Chunked and Whole File CRC-32 in Python

·2 mins

I recently had a need to calculate the CRC32 over individual chunks of a file. So, I whipped up a function that is fairly flexible and allows the calculation over an entire file, or just a piece of a file. It also chunks the data in order to not read the whole file into memory.

import zlib
from typing import BinaryIO


def file_crc32(
    fp: BinaryIO, offset: int = 0, size: int = 0, chunksize: int = 65536
) -> int:
    """
    Calculate the CRC32 from file-based contents.

    The reads the given file in chunks, which avoids the memory overhead of
    reading an entire file at once. This also allows the optional
    specification of a file offset and data length. This allows the calculation
    of CRC32 over just a portion of a file. This may be useful if a file
    contains individual records, for example.

    By default the CRC32 of the entire file is calculated. For example:

        filename = "myfile.dat"
        with open(filename, "rb") as fp:
            crc = file_crc32(fp)
        print(f"The CRC32 of {filename} is 0x{crc:08x}")

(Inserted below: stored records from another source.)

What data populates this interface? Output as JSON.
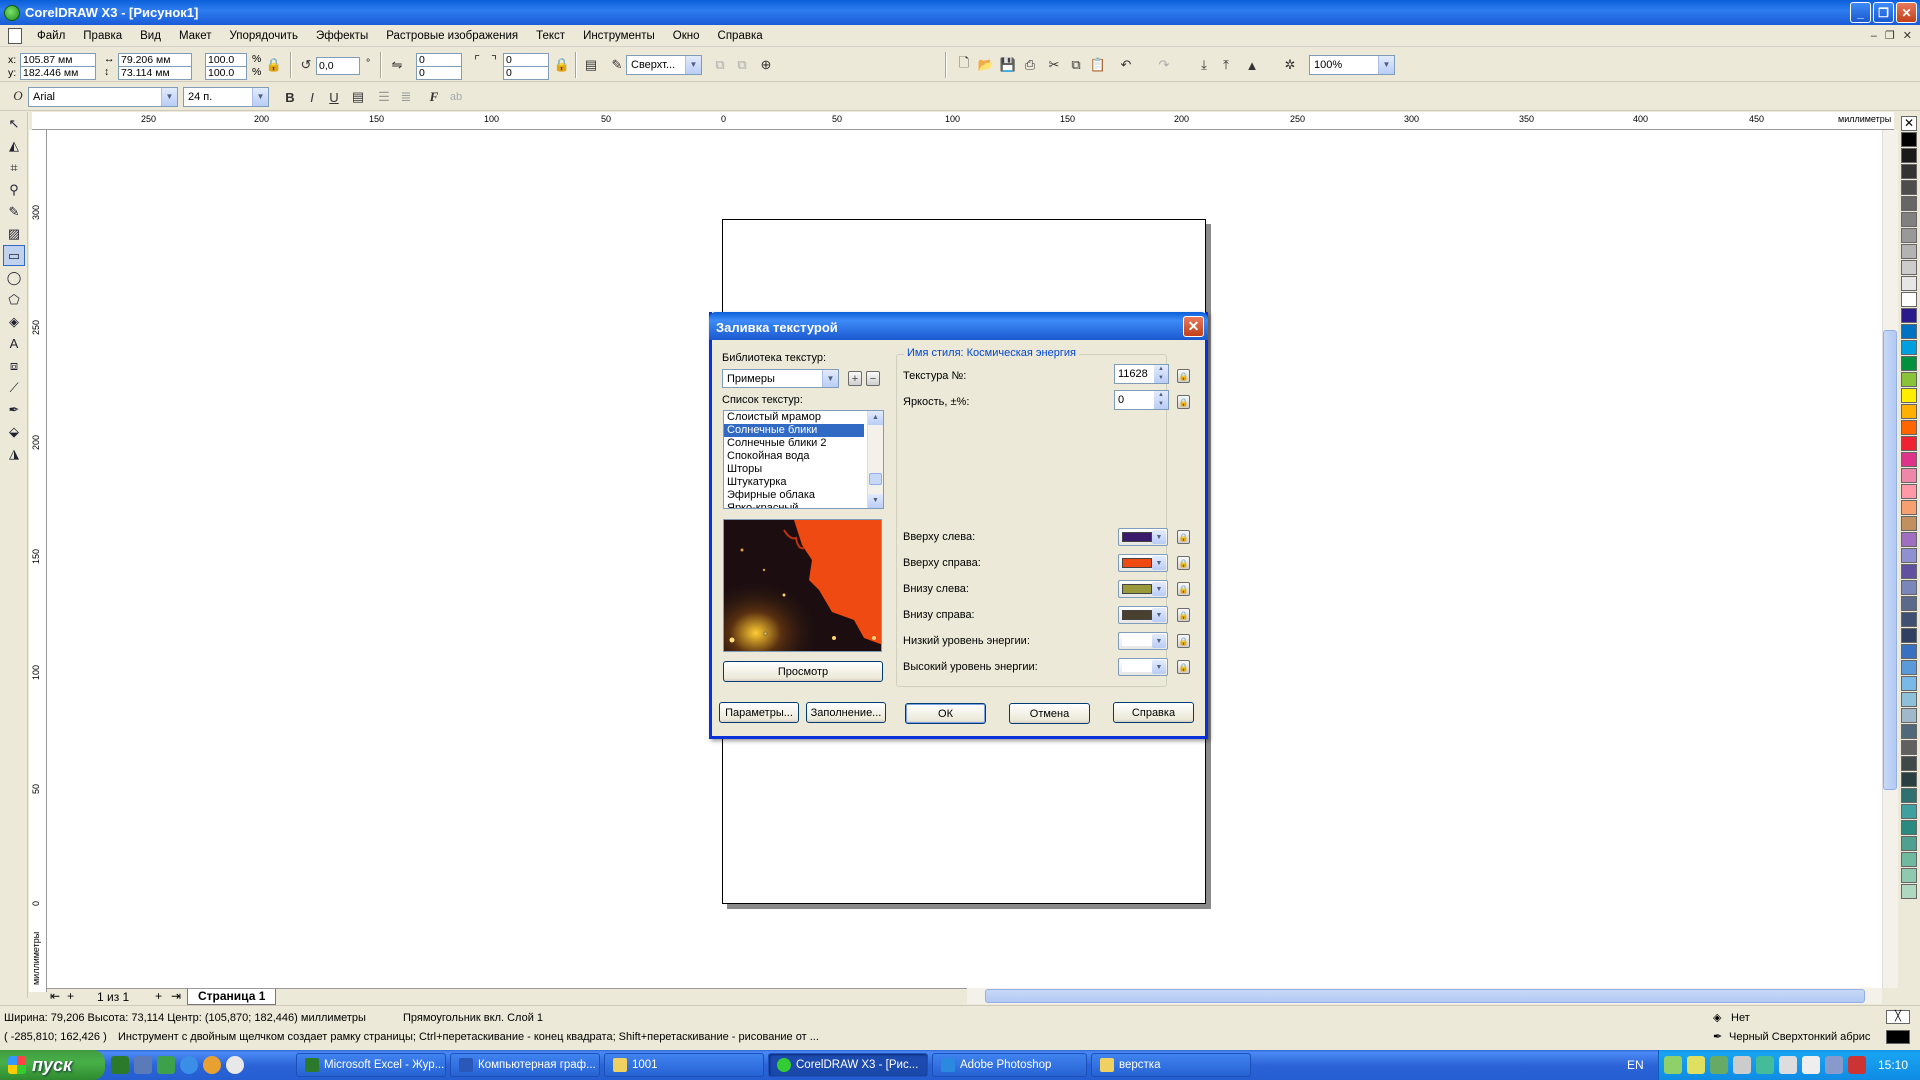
{
  "window": {
    "title": "CorelDRAW X3 - [Рисунок1]"
  },
  "menu": [
    "Файл",
    "Правка",
    "Вид",
    "Макет",
    "Упорядочить",
    "Эффекты",
    "Растровые изображения",
    "Текст",
    "Инструменты",
    "Окно",
    "Справка"
  ],
  "propbar": {
    "x": "105.87 мм",
    "y": "182.446 мм",
    "width": "79.206 мм",
    "height": "73.114 мм",
    "scale_w": "100.0",
    "scale_h": "100.0",
    "pct": "%",
    "rotation": "0,0",
    "deg": "°",
    "corner1": "0",
    "corner2": "0",
    "corner3": "0",
    "corner4": "0",
    "wrap_mode": "Сверхт...",
    "zoom": "100%"
  },
  "textbar": {
    "font": "Arial",
    "size": "24 п."
  },
  "hruler_labels": [
    "250",
    "200",
    "150",
    "100",
    "50",
    "0",
    "50",
    "100",
    "150",
    "200",
    "250",
    "300",
    "350",
    "400",
    "450"
  ],
  "hruler_unit": "миллиметры",
  "vruler_labels": [
    "300",
    "250",
    "200",
    "150",
    "100",
    "50",
    "0"
  ],
  "vruler_unit": "миллиметры",
  "pagebar": {
    "count": "1 из 1",
    "tab": "Страница 1"
  },
  "status": {
    "line1": "Ширина: 79,206  Высота: 73,114  Центр: (105,870; 182,446)  миллиметры",
    "layer": "Прямоугольник вкл. Слой 1",
    "line2": "( -285,810; 162,426 )",
    "hint": "Инструмент с двойным щелчком создает рамку страницы; Ctrl+перетаскивание - конец квадрата; Shift+перетаскивание - рисование от ...",
    "fill": "Нет",
    "outline": "Черный  Сверхтонкий абрис"
  },
  "taskbar": {
    "start": "пуск",
    "tasks": [
      "Microsoft Excel - Жур...",
      "Компьютерная граф...",
      "1001",
      "CorelDRAW X3 - [Рис...",
      "Adobe Photoshop",
      "верстка"
    ],
    "lang": "EN",
    "time": "15:10"
  },
  "dialog": {
    "title": "Заливка текстурой",
    "library_label": "Библиотека текстур:",
    "library_value": "Примеры",
    "list_label": "Список текстур:",
    "textures": [
      "Слоистый мрамор",
      "Солнечные блики",
      "Солнечные блики 2",
      "Спокойная вода",
      "Шторы",
      "Штукатурка",
      "Эфирные облака",
      "Ярко-красный"
    ],
    "selected_index": 1,
    "preview_button": "Просмотр",
    "style_name": "Имя стиля: Космическая энергия",
    "texture_no_label": "Текстура №:",
    "texture_no": "11628",
    "brightness_label": "Яркость, ±%:",
    "brightness": "0",
    "colors": [
      {
        "label": "Вверху слева:",
        "color": "#3a1a6b"
      },
      {
        "label": "Вверху справа:",
        "color": "#ef4a12"
      },
      {
        "label": "Внизу слева:",
        "color": "#9a9a3a"
      },
      {
        "label": "Внизу справа:",
        "color": "#4a4030"
      },
      {
        "label": "Низкий уровень энергии:",
        "color": "#ffffff"
      },
      {
        "label": "Высокий уровень энергии:",
        "color": "#ffffff"
      }
    ],
    "buttons": {
      "params": "Параметры...",
      "tiling": "Заполнение...",
      "ok": "ОК",
      "cancel": "Отмена",
      "help": "Справка"
    }
  },
  "palette": [
    "#000000",
    "#1a1a1a",
    "#333333",
    "#4d4d4d",
    "#666666",
    "#808080",
    "#999999",
    "#b3b3b3",
    "#cccccc",
    "#e6e6e6",
    "#ffffff",
    "#2a1a8a",
    "#0070c0",
    "#00a0e0",
    "#009040",
    "#8ac33a",
    "#ffee00",
    "#ffb000",
    "#ff6600",
    "#ee2233",
    "#dd3388",
    "#ee88aa",
    "#ff99aa",
    "#f4a070",
    "#c09060",
    "#a070c0",
    "#9090d0",
    "#6050a0",
    "#7a86b8",
    "#5a6a88",
    "#405070",
    "#304060",
    "#3a70c0",
    "#5a9ad8",
    "#7ab8e8",
    "#90c0d8",
    "#a0b8c8",
    "#506878",
    "#606060",
    "#404848",
    "#2a4040",
    "#307070",
    "#40a0a0",
    "#2a8a80",
    "#50a090",
    "#70b8a0",
    "#90c8b0",
    "#b0d8c0"
  ]
}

    Warning: This requires Python 3.8 or higher.

    Args:
        fp: File that has been opened for reading in binary mode
        offset: File offset from which to start
        size: Number of bytes to include in the CRC32 calculation
        chunksize: Size of the chunks to read at a time, so that the whole
            file is not read all at once.

    Returns:
        Calculated CRC32
    """
    fp.seek(offset)

    if size != 0:
        chunksize = min(size, chunksize)
        remaining = size
    else:
        remaining = 0xFFFFFFFF

    checksum: int = 0
    while (chunk := fp.read(chunksize)) and remaining != 0:
        checksum = zlib.crc32(chunk, checksum)
        if size != 0:
            remaining -= len(chunk)
            chunksize = min(remaining, chunksize)

    return checksum